March 1st, Matt Hafar

Some Sundays when I’m in church, I hear the lessons and I wonder how they were chosen. How did this Old Testament story get paired with this Gospel? Why this Psalm today? Why does the Epistle leave out 4 verses in the middle of a passage? If you have some answers for me, I’m happy to listen.

Today, I had an easier time. The story of Adam and Eve in the garden is paired with Christ in the wilderness, tempted by the devil. It’s an obvious comparison, perhaps. Adam and Eve had everything they could want, but it wasn’t enough. They wanted something they didn’t have, maybe only because they didn’t have it. They sinned, even when everything had been provided for them.

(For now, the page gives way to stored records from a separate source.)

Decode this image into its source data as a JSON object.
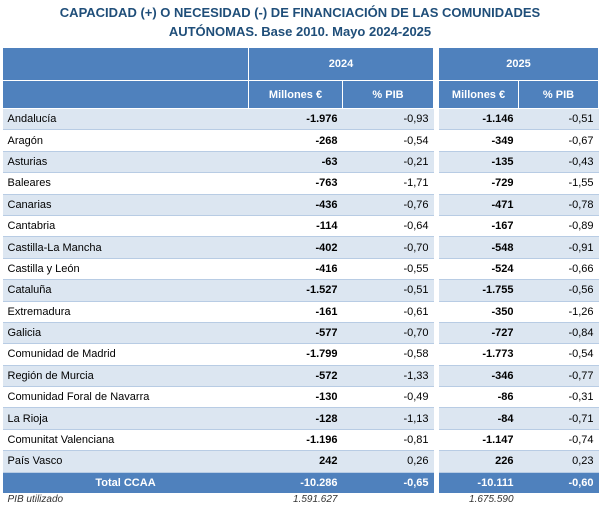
{
  "header": {
    "title_line1": "CAPACIDAD (+) O NECESIDAD (-) DE FINANCIACIÓN DE LAS COMUNIDADES",
    "title_line2": "AUTÓNOMAS. Base 2010. Mayo 2024-2025"
  },
  "table": {
    "years": [
      "2024",
      "2025"
    ],
    "columns": [
      "Millones €",
      "% PIB",
      "Millones €",
      "% PIB"
    ],
    "rows": [
      [
        "Andalucía",
        "-1.976",
        "-0,93",
        "-1.146",
        "-0,51"
      ],
      [
        "Aragón",
        "-268",
        "-0,54",
        "-349",
        "-0,67"
      ],
      [
        "Asturias",
        "-63",
        "-0,21",
        "-135",
        "-0,43"
      ],
      [
        "Baleares",
        "-763",
        "-1,71",
        "-729",
        "-1,55"
      ],
      [
        "Canarias",
        "-436",
        "-0,76",
        "-471",
        "-0,78"
      ],
      [
        "Cantabria",
        "-114",
        "-0,64",
        "-167",
        "-0,89"
      ],
      [
        "Castilla-La Mancha",
        "-402",
        "-0,70",
        "-548",
        "-0,91"
      ],
      [
        "Castilla y León",
        "-416",
        "-0,55",
        "-524",
        "-0,66"
      ],
      [
        "Cataluña",
        "-1.527",
        "-0,51",
        "-1.755",
        "-0,56"
      ],
      [
        "Extremadura",
        "-161",
        "-0,61",
        "-350",
        "-1,26"
      ],
      [
        "Galicia",
        "-577",
        "-0,70",
        "-727",
        "-0,84"
      ],
      [
        "Comunidad de Madrid",
        "-1.799",
        "-0,58",
        "-1.773",
        "-0,54"
      ],
      [
        "Región de Murcia",
        "-572",
        "-1,33",
        "-346",
        "-0,77"
      ],
      [
        "Comunidad Foral de Navarra",
        "-130",
        "-0,49",
        "-86",
        "-0,31"
      ],
      [
        "La Rioja",
        "-128",
        "-1,13",
        "-84",
        "-0,71"
      ],
      [
        "Comunitat Valenciana",
        "-1.196",
        "-0,81",
        "-1.147",
        "-0,74"
      ],
      [
        "País Vasco",
        "242",
        "0,26",
        "226",
        "0,23"
      ]
    ],
    "total": [
      "Total CCAA",
      "-10.286",
      "-0,65",
      "-10.111",
      "-0,60"
    ],
    "footer": [
      "PIB utilizado",
      "1.591.627",
      "1.675.590"
    ]
  }
}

Christ had 40 days of fasting in the wilderness. He had nothing. 40 days of fasting! We talked about this in a class this week. Was it really 40 days? Could anyone live that long without food and water? “Maybe it’s because he was God,” one student suggested. “He was God, but living as a man,” said another. “It seems impossible.”

Now I was tempted. I wanted to talk about other things in the Bible, and how difficult it would be to take them literally. Another opportunity to grind my liberal axe. But I didn’t take it, surprisingly!

There is Jesus, hungry, probably lonely, weak, and some big temptations came along. These weren’t apples for well-fed people. Satan first offered bread. After 40 days, (it really does say 40), what could be more tempting? Jesus stays strong. Satan takes him to the pinnacle of the temple and suggests that Jesus jump, prompting the angels to come. After 40 days, angels would be pretty welcome, too. Finally, Satan offers Jesus a more worldly kingship, the trappings that this king didn’t have. These are the things humans go after: fame, power, glory.

How great was Jesus’ restraint, especially when compared to Adam and Eve, who already had everything they needed? The Gospel story ends with Satan leaving, and angels ministering to Jesus. The arrival of angels leads me to think it really was 40 days. At the very least, it tells me that Jesus had suffered greatly.

It’s a dramatic contrast between the Garden and the wilderness. And, unfortunately I know which story is more like me. Lent is a time when we are confronted with uncomfortable things. We are sinful beings, in need of Christ’s grace. We are tempted by many things. And it’s so much more than just temptation. We don’t love God with all our hearts and all our minds, and we don’t love our neighbors. It can be overwhelming to think of all our sin, both done and left undone. And what a beginning Lent has! “Remember that you are dust, and to dust you shall return.” I don’t really want to remember that.

Psalm 32 is the lesson tonight that brings me hope and comfort. Part of that comfort is sentimental. I didn’t know it at the time, but the Lutheran service of my childhood started with pieces of Psalm 32 mixed in, in King James style: Beloved in the Lord! Let us draw near with a true heart, and confess our sins unto God our Father, beseeching him, in the Name of our Lord Jesus Christ, to grant us forgiveness. Then the pastor sang:

P: Our help is in the Name of the Lord. —and we sang:
R: Who made heaven and earth.
P: I said, “I will confess my transgressions unto the Lord.”
R: And thou forgavest us the iniquity of my sin.

The pastor would continue, describing our sins. He concluded: Wherefore we flee for refuge to thine infinite mercy, seeking and imploring thy grace, for the sake of our Lord Jesus Christ. I think now of our refuge prayer that closes services here. I take refuge in thine infinite mercy.

I hadn’t made that connection to those services long ago until this week. Sometimes there are phrases I haven’t heard in many years that come rushing back, jarring my memory. “I said, I will confess my transgressions unto the Lord.” I was confused by I said. It always seemed negative. In my head I can hear: Matt, I said get your shoes on. Or, I said, put your toys away. I’m not going to ask you again. “I said” was used to make the demand stronger.

Psalm 32 makes a strong case for following through with confession. In verses 3 and 4, we hear what happens when we are unwilling to confess: 3. While I kept silence, my body wasted away through my groaning all day long. 4. For day and night your hand was heavy upon me; my strength was dried up as by the heat of summer.

In verse 5, the psalmist tells how his life has changed through confession. He writes: Then I acknowledged my sin to you, and I did not hide my iniquity. I said, “I will confess my transgressions to the Lord” and you forgave me the guilt of my sin.”

There’s hope there. Maybe confession is a weekly thing at church for you, or a daily prayer. Sometimes we have to confess to family and friends, too. The season of Lent offers time for reflection, on our sin, of course, but also on God’s grace, given to us so freely.

This is a short psalm, but it’s not simple. In verse 8, suddenly God is speaking: I will instruct you and teach you the way you should go; I will counsel you with my eye upon you. More hope. We have the promise of instruction and the promise of God’s care: his eye will be upon us. Do not be without understanding!

The psalmist’s voice comes back to conclude the beautiful Poetry: steadfast love surrounds those who trust in the Lord. Be glad! Rejoice! Even during Lent. Rejoice. That’s what it says. Rejoice and be glad.